5.     Discussion—volume duplication within HT, Ed van Gemert
a.     Discussion postponed.
b.     Addendum. After the meeting, Ed writes: “I was planning on making a pitch to the SAB to establish a group to evaluate the issues of de-duplication of files within HathiTrust. John Wilkin had laid out a draft charge for the review of duplicates in the ‘Dear Ed’ letter of 27 April, 2009. I would like for us to have this discussion at an upcoming meeting. As part of our implementation of a new resource discovery tool at Wisconsin, we’ve done some of the work that would be needed. We think we could assist a larger effort. I'll make my pitch at a later date.”
6.     New business: ingest reporting
a.     Discussion postponed.
b.     Addendum. After the meeting, Ed writes: “Wisconsin is looking at what is required to outline a process for designing an ingest reporting system. We intend to consult with and work with any interested HathiTrust partner libraries. Our programmers are initiating this work now.”
7.     New business: extend access to restricted resources for users with print disabilities
a.     Discussion postponed.
b.     Addendum. After the meeting, Ed writes: “The CIC library directors will be discussing all of the issues of expanding accessibility services to HT files for users with print disabilities. That discussion will need to include an understanding of costs and timelines, a consideration of several options or approaches for getting the work done, and figure out how best to include identity management staff, legal services, and access services staff from around the CIC. If we decide to tackle this project we would invite and plan to collaborate with any interested HathiTrust partner libraries.”
Adjourned: 3:45pm CST.
Update on the discovery interface working group, John Butler
Discovery Interface Working Group Report

The OCLC development team, with which HathiTrust is collaborating, is completing software development for the HathiTrust data load into WorldCat Local (WCL) and is scheduled to install in late February.  Loading records into the HathiTrust WCL version 1 will begin in March 2010.
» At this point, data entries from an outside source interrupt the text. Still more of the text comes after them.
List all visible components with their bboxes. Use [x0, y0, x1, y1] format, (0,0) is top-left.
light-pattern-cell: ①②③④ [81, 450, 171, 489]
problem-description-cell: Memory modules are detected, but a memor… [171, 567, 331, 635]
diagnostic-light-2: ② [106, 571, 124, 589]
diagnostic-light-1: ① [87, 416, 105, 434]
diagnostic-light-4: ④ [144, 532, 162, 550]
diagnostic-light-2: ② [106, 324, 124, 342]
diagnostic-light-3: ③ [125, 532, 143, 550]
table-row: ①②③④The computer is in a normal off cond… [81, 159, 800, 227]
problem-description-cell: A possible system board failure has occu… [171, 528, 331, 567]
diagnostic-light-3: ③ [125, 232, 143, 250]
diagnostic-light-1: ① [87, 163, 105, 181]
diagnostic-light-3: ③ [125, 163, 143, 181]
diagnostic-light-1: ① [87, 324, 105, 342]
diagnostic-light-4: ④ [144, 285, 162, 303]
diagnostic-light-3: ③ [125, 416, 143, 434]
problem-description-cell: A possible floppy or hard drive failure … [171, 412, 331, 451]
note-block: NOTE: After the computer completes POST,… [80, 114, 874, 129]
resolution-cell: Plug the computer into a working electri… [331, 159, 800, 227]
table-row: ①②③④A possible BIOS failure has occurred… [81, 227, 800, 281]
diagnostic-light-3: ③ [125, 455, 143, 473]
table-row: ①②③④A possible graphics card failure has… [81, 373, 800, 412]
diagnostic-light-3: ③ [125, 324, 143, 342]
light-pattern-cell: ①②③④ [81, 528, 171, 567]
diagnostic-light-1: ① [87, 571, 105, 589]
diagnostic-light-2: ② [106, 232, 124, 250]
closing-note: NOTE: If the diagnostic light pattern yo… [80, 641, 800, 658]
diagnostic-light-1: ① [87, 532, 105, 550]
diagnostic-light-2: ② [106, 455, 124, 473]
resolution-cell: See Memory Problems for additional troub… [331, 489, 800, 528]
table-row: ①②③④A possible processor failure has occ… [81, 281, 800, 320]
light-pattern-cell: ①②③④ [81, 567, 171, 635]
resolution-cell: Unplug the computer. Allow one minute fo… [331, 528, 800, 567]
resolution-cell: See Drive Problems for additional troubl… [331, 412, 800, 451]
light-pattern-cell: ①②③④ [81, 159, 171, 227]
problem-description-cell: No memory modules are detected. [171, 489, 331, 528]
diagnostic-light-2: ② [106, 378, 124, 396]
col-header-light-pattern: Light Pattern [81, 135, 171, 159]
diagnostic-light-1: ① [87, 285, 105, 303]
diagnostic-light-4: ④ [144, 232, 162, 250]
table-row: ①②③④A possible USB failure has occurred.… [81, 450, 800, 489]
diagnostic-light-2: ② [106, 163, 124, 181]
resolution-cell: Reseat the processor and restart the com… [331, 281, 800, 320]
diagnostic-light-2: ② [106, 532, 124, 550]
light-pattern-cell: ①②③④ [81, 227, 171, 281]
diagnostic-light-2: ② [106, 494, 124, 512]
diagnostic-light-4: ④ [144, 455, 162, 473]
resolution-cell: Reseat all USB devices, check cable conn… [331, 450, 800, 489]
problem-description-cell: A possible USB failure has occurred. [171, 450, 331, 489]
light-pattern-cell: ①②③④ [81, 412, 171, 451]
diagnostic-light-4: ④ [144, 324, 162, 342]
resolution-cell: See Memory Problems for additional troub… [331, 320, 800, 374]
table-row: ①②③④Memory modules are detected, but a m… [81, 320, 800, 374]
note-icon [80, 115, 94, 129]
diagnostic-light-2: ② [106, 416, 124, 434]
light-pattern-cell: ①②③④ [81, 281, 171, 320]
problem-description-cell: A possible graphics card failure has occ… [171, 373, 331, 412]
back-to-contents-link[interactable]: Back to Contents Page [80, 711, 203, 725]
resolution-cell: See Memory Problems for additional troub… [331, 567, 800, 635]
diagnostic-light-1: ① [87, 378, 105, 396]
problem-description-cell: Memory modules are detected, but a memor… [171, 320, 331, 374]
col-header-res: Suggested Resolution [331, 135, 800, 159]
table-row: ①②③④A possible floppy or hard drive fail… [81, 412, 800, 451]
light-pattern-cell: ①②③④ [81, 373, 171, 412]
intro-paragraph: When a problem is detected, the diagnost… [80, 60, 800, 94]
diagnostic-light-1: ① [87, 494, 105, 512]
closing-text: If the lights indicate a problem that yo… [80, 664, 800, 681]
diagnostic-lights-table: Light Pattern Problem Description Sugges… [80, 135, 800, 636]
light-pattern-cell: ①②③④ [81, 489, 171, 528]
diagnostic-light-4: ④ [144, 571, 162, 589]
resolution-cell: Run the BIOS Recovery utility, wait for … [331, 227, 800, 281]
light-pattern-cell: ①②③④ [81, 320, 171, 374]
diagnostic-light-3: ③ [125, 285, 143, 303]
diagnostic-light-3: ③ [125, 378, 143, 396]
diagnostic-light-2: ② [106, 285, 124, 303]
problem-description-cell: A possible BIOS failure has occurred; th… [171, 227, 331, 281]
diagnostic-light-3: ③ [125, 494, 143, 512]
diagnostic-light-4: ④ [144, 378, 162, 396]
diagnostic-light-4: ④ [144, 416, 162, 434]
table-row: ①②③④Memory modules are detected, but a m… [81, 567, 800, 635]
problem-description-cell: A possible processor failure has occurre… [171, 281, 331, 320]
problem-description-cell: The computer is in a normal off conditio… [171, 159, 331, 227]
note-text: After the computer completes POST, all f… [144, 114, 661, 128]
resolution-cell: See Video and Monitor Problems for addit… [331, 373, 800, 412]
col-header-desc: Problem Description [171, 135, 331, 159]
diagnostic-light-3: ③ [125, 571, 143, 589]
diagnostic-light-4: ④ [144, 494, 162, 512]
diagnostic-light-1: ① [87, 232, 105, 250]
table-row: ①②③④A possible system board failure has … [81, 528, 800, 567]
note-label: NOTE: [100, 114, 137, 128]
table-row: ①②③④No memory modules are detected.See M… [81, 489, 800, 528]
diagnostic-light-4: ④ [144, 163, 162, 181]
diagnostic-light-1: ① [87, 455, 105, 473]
Looking towards version 2 of the HathiTrust catalog, the working group has been synthesizing the roadmap discussion it had with the OCLC development team at its joint meeting in Chicago in late November.  There is basic agreement on the goals for development in FY2011, but some concerns about whether the approach OCLC is asserting will provide the "openness" that HathiTrust requires.  Concurrent with those discussion, the working group is beginning to review its scope and the membership it will need as the group’s purview expands beyond bibliographic metadata, to include the integration of other features such as full-text search and the HathiTrust Collection Builder into the user experience. 

Reflecting this broadening scope, the group was renamed: HathiTrust Discovery Interface Working Group.  Also, the HathiTrust Executive Committee approved the proposal to have this working group report to the Strategic Advisory Board (SAB) to ensure stronger alignment between the development and delivery of discovery services with the overall direction of HathiTrust.